Distinguished Fellow Petra Molnar: Collaboration and Critical Perspectives on Technology, Migration, and Power

29.04.2026

Petra Molnar explores how digital technologies shape migration, human rights, and global inequalities. In 2024, she was invited as a Distinguished Fellow to the Weizenbaum Institute. For our series “Weizenbaum & Friends,” she reflects on critical research, interdisciplinary collaboration, and the infrastructures behind AI-driven border systems.

 

Petra Molnar is a lawyer and anthropologist specializing in technology, migration, and human rights. Her work spans multiple regions, including Kenya, Palestine, Jordan, and Canada, and focuses on the social and political implications of digital technologies in border governance. She is the co-creator of the Migration and Technology Monitor, Associate Director of the Refugee Law Lab at York University, and Faculty Associate at the Berkman Klein Center at Harvard University. Her recent book, The Walls Have Eyes: Surviving Migration in the Age of Artificial Intelligence (2024), examines the human impact of AI-driven border systems. She was a distinguished fellow at Weizenbaum Institute in June 2024.

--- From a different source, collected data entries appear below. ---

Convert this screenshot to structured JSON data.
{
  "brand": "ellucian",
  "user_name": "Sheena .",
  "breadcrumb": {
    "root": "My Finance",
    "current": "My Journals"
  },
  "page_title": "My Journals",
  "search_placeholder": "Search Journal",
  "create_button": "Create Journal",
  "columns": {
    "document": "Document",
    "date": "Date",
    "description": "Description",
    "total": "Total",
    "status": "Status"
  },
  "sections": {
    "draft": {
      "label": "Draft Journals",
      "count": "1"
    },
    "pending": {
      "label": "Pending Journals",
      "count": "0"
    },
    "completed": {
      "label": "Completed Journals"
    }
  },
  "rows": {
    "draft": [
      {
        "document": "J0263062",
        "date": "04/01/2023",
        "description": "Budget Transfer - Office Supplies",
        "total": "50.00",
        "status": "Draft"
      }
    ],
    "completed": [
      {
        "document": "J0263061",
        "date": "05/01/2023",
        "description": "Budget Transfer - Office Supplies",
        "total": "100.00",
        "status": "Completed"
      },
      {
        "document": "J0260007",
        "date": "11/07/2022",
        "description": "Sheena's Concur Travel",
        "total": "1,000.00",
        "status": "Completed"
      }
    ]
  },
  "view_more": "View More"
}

Molnar’s research interrogates the expanding use of border technologies such as biometric surveillance and AI-based risk assessment. More recently, she has shifted her focus toward the infrastructures underlying these systems. “I am increasingly looking upstream at the environmental and material infrastructures that sustain these harmful systems,” she explains, highlighting a new research project on the connections between artificial intelligence, data centers, and extractive industries. Her work asks “what ecological and social costs are hidden behind so-called ‘innovation’,” linking technological development to environmental justice and global supply chains.

Reflecting on her fellowship at the Weizenbaum Institute, Molnar emphasizes the importance of critical inquiry and intellectual openness. “What stands out most […] is the importance of intellectual openness and the willingness to ask difficult questions about power, technology, and society,” she notes. In a context where digital technologies are often framed as neutral, she underscores the need for spaces that critically examine their societal implications. At the same time, she highlights the political nature of research itself: “Research is never apolitical,” particularly in fields shaped by surveillance, migration, and geopolitical conflict.

During her time in Berlin, Molnar engaged closely with researchers across the Institute, including Dr. Betina Berendt and the “Data, Algorithmic Systems and Ethics” group led by Dr. Milagros Miceli. She particularly valued the group’s work on the human infrastructures behind digital systems, noting that it “resonates strongly with my own work on the often invisible people and communities affected by technological experimentation.”

For Molnar, institutes like the Weizenbaum Institute are crucial in fostering international collaboration. “They play a critical role in building transnational spaces for rigorous and independent research on digital society,” she argues. In an era marked by rising authoritarianism and increasing pressure on academic freedom, such spaces are essential, especially for scholars working on politically sensitive topics such as migration, surveillance, and borders.

Looking ahead, Molnar takes with her a key question: how to strengthen collaborations that connect academic research with affected communities. Through her work with the Migration and Technology Monitor, she advocates for participatory approaches that bring together researchers, journalists, technologists, and people on the move. “These kinds of collaborations that center affected communities as experts in their own right,” she explains, are essential to grounding debates on digital technologies in lived experience and global perspectives.

About the Fellowship:

The Weizenbaum Institute Fellowship enables national and international researchers at all career stages to carry out joint research projects and establish long-term collaborations. The goal is to bring new perspectives to the Institute’s research and to strengthen academic networking further. Since the Institute’s founding in 2017, over 357 fellows from 47 countries have been affiliated with the Weizenbaum Institute—an international diversity that our format „Weizenbaum & Friends“ showcases regularly.